How long would this fire burn? There was certainly more than enough fuel to keep it going into the small hours of the morning. But I did not want Künne’s fire to go on so long, couldn’t bear the thought of her ashes drifting in the wind unheeded, after people lost interest and went home. I would tend this fire until every ember gave up.

 

 

She did not stand upright for long. The rope burned, releasing from the stake, and her body slumped onto the pile of wood. This brought more jeers. As she landed, her arm stretched out toward me, and I watched the flesh and muscle jerk in the flames, but by the time I saw the whiteness of the bone appear, no one stood with me. Künne was no longer distinguishable in this burning mass; except for the smell, this spectacle was now the same as any hunter’s fire. Since there was no woman to hate within the flames, everyone had made their way home. Even the friar had considered the duty rendered and was probably back studying his book to prepare for his next journey. I hoped he would soon leave our village. It was a desperate and terrible thing to kill Künne, but perhaps everyone felt it had cleared our curse. I knew, though, that my sweet friend had had nothing to do with the fields lying barren.

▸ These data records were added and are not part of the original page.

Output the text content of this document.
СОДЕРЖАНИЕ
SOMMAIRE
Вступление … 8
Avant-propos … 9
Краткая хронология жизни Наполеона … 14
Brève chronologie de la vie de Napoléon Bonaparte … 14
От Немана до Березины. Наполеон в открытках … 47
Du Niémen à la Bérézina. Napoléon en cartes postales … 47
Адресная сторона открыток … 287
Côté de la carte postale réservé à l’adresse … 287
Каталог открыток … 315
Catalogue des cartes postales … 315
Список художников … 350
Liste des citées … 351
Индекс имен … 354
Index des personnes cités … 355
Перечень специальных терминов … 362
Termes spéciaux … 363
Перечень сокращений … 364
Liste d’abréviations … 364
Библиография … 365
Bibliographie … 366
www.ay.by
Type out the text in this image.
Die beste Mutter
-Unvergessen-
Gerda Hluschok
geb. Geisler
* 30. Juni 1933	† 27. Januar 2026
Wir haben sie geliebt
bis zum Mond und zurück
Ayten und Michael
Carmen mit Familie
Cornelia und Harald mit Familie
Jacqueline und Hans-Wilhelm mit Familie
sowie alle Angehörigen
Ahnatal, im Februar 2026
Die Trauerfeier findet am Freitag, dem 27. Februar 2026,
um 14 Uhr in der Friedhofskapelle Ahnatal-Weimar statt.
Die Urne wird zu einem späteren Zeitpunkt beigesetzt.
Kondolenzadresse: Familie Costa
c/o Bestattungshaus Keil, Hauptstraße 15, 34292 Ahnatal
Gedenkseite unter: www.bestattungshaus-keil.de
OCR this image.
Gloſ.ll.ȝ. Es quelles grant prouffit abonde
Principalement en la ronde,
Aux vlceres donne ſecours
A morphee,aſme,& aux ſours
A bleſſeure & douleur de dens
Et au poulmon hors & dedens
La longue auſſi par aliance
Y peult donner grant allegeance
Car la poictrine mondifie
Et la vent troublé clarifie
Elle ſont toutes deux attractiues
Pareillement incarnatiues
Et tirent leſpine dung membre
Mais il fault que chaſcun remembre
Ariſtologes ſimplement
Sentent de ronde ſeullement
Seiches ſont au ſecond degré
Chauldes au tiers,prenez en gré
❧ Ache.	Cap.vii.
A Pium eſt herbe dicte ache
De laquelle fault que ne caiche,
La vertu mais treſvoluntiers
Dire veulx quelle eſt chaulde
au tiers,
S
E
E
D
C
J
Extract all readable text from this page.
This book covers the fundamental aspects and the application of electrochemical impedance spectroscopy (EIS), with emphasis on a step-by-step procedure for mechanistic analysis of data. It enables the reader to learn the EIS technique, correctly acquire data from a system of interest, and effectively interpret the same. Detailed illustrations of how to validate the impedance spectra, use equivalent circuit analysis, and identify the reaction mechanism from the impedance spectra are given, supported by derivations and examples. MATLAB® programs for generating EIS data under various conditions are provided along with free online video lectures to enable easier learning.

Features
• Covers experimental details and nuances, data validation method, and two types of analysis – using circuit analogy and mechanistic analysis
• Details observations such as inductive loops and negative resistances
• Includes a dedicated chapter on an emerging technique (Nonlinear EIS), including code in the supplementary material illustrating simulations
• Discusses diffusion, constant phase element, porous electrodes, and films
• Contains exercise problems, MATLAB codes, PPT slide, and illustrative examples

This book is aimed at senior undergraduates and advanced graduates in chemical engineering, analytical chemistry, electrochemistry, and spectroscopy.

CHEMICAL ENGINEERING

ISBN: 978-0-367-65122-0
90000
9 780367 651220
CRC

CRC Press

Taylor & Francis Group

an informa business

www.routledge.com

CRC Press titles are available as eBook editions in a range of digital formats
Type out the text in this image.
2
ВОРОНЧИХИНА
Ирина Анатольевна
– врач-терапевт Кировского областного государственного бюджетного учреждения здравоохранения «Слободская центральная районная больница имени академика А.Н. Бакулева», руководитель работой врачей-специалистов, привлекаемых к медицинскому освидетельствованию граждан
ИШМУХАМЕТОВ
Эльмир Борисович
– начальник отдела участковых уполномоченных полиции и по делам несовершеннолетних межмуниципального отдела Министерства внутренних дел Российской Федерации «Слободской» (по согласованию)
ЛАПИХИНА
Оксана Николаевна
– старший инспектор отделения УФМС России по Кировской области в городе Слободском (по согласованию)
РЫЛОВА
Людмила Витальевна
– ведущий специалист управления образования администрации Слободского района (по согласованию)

I waited through all the sounds of the evening coming on while the fire yet burned. The owls took their turns over the light that surprised them, and the wolves howled far away. Darkness fell and I crept closer to the fire for warmth. I would not abandon her bones here, where the wolves could find them and drag them into the forest. Snow fell, a light, flaky snow that I brushed from my shoulders without leaving any true wetness. It wasn’t until the blaze was the size of a small kitchen fire that I felt Jost’s arms around me. “You must come home, Mutter,” he said. “You can be of no help to her now.”